Romantische Anthropologie
Die Romantische Anthropologie ist eine Richtung der Anthropologie, die um 1800 von Vertretern der Romantik und Weimarer Klassik entwickelt wurde. Sie hat vor allem in der Pädagogik eine Rolle gespielt.[1]
Kindheitsmythos
Die Romantische Anthropologie geht in ihrer Betrachtung vom Kind aus und fragt, was den Menschen schon vor aller Erziehung auszeichnet. Es wird davon ausgegangen, dass „im Kinde“ bereits alle Keime künftiger Entwicklung des Individuums vorhanden sind.[1] Diese Position wird auch als Apriorismus bezeichnet.[1] Der Erwachsene soll sich dieser Theorie zufolge am Kind ein Vorbild nehmen, da das Kind noch nicht durch Erziehung verdorben ist.[1]
Man findet den Kindheitsmythos z. B. in Goethes "Werther", bei Schiller, Hölderlin, Schleiermacher, Schlegel, Novalis, Jean Paul und Friedrich Fröbel.
Abgrenzung zur Aufklärung
Die Romantische Anthropologie ist ein Gegenentwurf zur Aufklärung, die die Kindheit als Durchgangsstadium zum Erwachsenenalter und die Erziehung als Charakteristikum des Menschseins sah.[1]
Naturphilosophie
Der Kindheitsmythos hat in der Romantischen Anthropologie seine gesellschaftliche Entsprechung. Insbesondere Schelling hat die Position von einem ursprünglichen Naturzustand ausgearbeitet, in dem der Mensch noch vollkommen war und dessen Wiedererreichen ersehnt wird.
Nachwirkungen
Man findet bezüglich der Kindheit eine der Romantischen Anthropologie ähnliche Position z. B. bei Maria Montessori und in vielen anderen Reformpädagogiken.
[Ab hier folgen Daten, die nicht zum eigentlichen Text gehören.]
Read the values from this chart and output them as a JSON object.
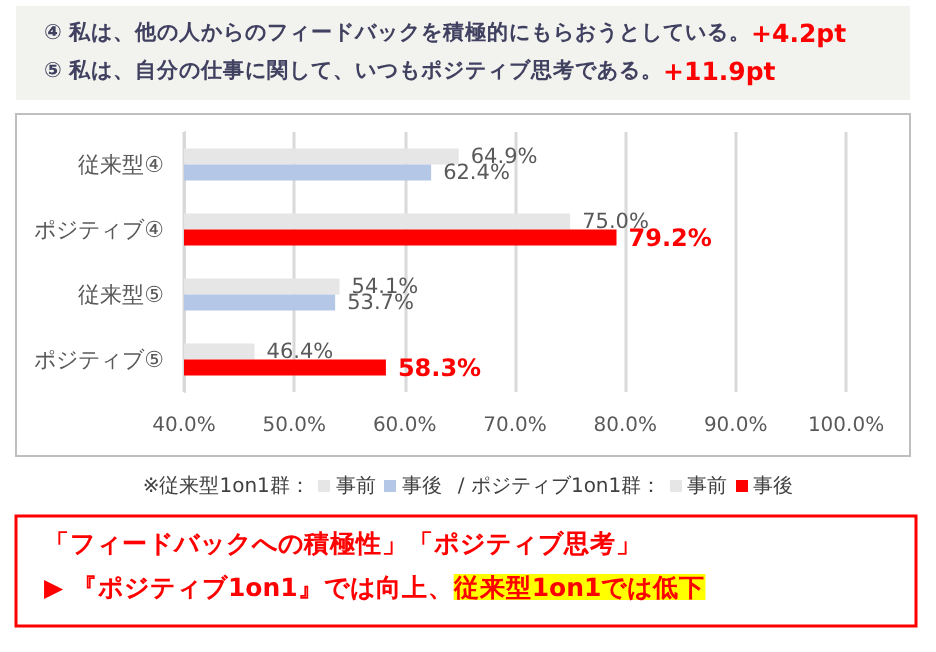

Da die Romantische Anthropologie, die ihre Blütezeit etwa zwischen 1810 und 1840 hatte, für eine biologische Interpretation offen ist, wurde im Kontext von Eugenik und Rassenhygiene an diese Position angeknüpft.[2]
1998 wurde am Institut für neuere deutsche und europäische Literatur der FernUniversität Hagen im Rahmen eines Projekts der Deutschen Forschungsgemeinschaft ein Forschungsarchiv zur Romantischen Anthropologie aufgebaut.[3]
Siehe auch
Einzelnachweise
- Baader: Von der romantischen Anthropologie des Kindes zu einer modernen pädagogischen Anthropologie und einer zeitgemäßen Sicht des Kindes. In: Andresen, Pinhard, Weyers (Hrsg.): Erziehung – Ethik – Erinnerung. 2007, S. 76–89, hier S. 77–79.
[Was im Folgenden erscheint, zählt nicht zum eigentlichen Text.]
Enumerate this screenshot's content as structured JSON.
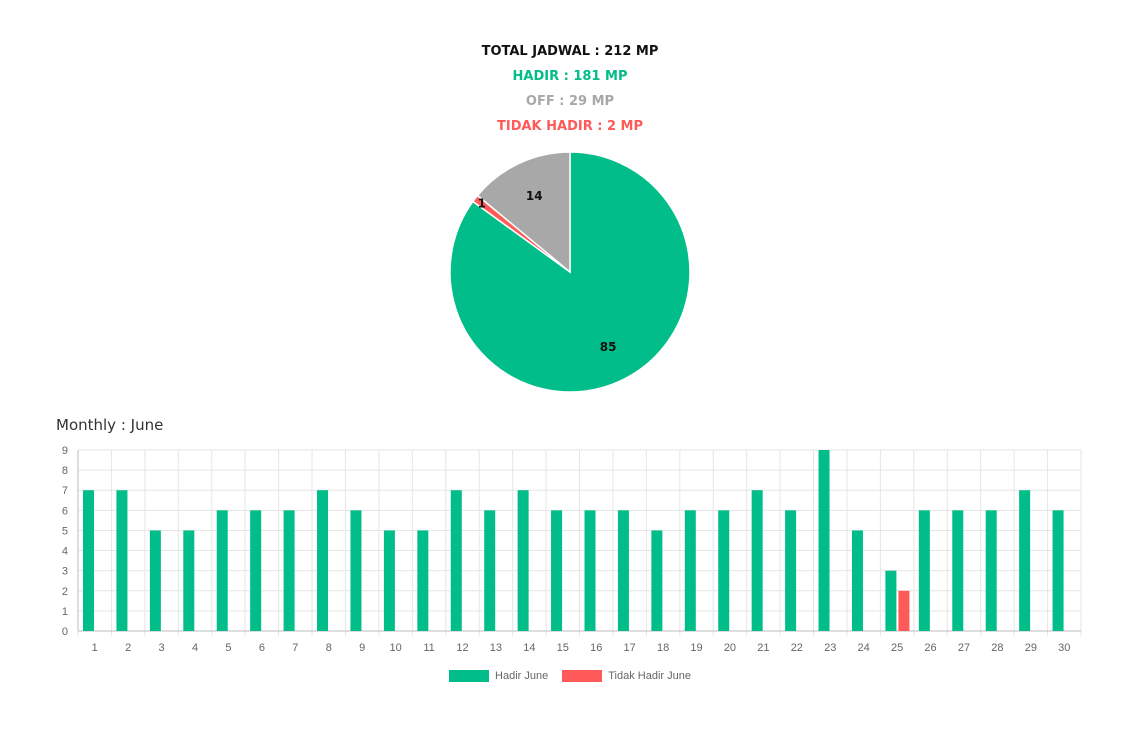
{
  "colors": {
    "hadir": "#00bd8a",
    "off": "#a8a8a8",
    "tidak": "#ff5a5a",
    "grid": "#e6e6e6",
    "tick": "#666666"
  },
  "summary": {
    "total": "TOTAL JADWAL : 212 MP",
    "hadir": "HADIR : 181 MP",
    "off": "OFF : 29 MP",
    "tidak_hadir": "TIDAK HADIR : 2 MP"
  },
  "monthly_title": "Monthly : June",
  "chart_data": [
    {
      "type": "pie",
      "slices": [
        {
          "name": "Hadir",
          "value": 85,
          "label": "85",
          "color": "#00bd8a"
        },
        {
          "name": "Tidak Hadir",
          "value": 1,
          "label": "1",
          "color": "#ff5a5a"
        },
        {
          "name": "Off",
          "value": 14,
          "label": "14",
          "color": "#a8a8a8"
        }
      ]
    },
    {
      "type": "bar",
      "categories": [
        "1",
        "2",
        "3",
        "4",
        "5",
        "6",
        "7",
        "8",
        "9",
        "10",
        "11",
        "12",
        "13",
        "14",
        "15",
        "16",
        "17",
        "18",
        "19",
        "20",
        "21",
        "22",
        "23",
        "24",
        "25",
        "26",
        "27",
        "28",
        "29",
        "30"
      ],
      "series": [
        {
          "name": "Hadir June",
          "color": "#00bd8a",
          "values": [
            7,
            7,
            5,
            5,
            6,
            6,
            6,
            7,
            6,
            5,
            5,
            7,
            6,
            7,
            6,
            6,
            6,
            5,
            6,
            6,
            7,
            6,
            9,
            5,
            3,
            6,
            6,
            6,
            7,
            6
          ]
        },
        {
          "name": "Tidak Hadir June",
          "color": "#ff5a5a",
          "values": [
            0,
            0,
            0,
            0,
            0,
            0,
            0,
            0,
            0,
            0,
            0,
            0,
            0,
            0,
            0,
            0,
            0,
            0,
            0,
            0,
            0,
            0,
            0,
            0,
            2,
            0,
            0,
            0,
            0,
            0
          ]
        }
      ],
      "ylim": [
        0,
        9
      ],
      "yticks": [
        "0",
        "1",
        "2",
        "3",
        "4",
        "5",
        "6",
        "7",
        "8",
        "9"
      ],
      "grid": true,
      "legend": "bottom"
    }
  ]
}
- Marc Rölli: Anthropologische Machtverhältnisse. In: Ralf Krause, Marc Rölli (Hrsg.): Macht. Begriff und Wirkung in der politischen Philosophie der Gegenwart. transcript, Bielefeld 2008, ISBN 978-3-89942-848-3, S. 193–220, hier S. 195.
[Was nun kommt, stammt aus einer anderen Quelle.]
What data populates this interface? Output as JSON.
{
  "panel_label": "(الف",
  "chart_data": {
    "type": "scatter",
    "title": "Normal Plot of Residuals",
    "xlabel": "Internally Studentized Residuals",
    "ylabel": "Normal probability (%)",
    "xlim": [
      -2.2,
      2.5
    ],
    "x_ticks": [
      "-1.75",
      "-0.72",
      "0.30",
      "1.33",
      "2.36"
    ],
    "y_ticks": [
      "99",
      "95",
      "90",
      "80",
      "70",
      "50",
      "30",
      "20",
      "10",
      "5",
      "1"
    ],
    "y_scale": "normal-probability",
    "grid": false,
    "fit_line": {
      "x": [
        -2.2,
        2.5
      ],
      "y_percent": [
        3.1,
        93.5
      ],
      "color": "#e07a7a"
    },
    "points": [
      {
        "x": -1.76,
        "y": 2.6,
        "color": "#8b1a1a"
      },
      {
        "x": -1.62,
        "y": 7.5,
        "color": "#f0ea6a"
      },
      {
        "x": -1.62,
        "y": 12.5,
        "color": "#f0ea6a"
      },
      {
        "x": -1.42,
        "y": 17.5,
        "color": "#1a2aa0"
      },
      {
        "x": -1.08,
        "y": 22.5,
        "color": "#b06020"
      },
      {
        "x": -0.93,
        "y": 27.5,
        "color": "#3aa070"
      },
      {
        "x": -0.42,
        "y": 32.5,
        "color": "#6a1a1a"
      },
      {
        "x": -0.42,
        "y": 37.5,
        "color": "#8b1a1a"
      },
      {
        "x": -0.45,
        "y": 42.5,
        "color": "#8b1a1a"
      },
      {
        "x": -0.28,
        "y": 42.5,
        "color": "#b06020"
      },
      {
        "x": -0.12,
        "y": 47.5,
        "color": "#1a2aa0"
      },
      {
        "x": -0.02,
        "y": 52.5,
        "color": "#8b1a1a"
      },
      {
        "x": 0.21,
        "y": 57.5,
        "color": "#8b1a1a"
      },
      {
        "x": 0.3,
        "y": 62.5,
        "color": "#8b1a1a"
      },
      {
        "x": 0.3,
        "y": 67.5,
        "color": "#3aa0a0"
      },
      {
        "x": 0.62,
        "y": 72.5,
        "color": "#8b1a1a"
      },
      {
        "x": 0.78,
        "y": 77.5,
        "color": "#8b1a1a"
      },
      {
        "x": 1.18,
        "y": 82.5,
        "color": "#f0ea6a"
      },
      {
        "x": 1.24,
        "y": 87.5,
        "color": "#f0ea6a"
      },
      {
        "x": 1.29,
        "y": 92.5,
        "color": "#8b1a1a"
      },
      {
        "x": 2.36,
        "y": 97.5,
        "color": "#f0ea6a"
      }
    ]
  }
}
- Manfred Engel: Forschungsarchiv für Romantische Anthropologie. In: Würzburger medizinhistorische Mitteilungen. 17, 1998, ISSN 0177-5227, S. 599.
Literatur
- Meike Sophia Baader: Von der romantischen Anthropologie des Kindes zu einer modernen pädagogischen Anthropologie und einer zeitgemäßen Sicht des Kindes. In: Sabine Andresen, Inga Pinhard, Stefan Weyers (Hrsg.): Erziehung – Ethik – Erinnerung. Pädagogische Aufklärung als intellektuelle Herausforderung. Micha Brumlik zum 60. Geburtstag. Beltz, Weinheim u. a. 2007, ISBN 978-3-407-32080-3, S. 76–89.
- Meike Sophia Baader: Unterlegene Erwachsene, überlegene Kinder. Der romantische Blick auf das Kind und die Kindheit. In: Eckart Liebau, Christoph Wulf (Hrsg.): Generation. Versuche über eine pädagogisch-anthropologische Grundbedingung (= Pädagogische Anthropologie. 3). Deutscher Studienverlag, Weinheim 1996, ISBN 3-89271-687-0, S. 190–200.
- Heiner Ullrich: Das Kind als schöpferischer Ursprung. Studien zur Genese des romantischen Kindbildes und zu seiner Wirkung auf das pädagogische Denken. Klinkhardt, Bad Heilbrunn 1999, ISBN 3-7815-0976-1 (Zugleich: Mainz, Universität, Habilitations-Schrift, 1999).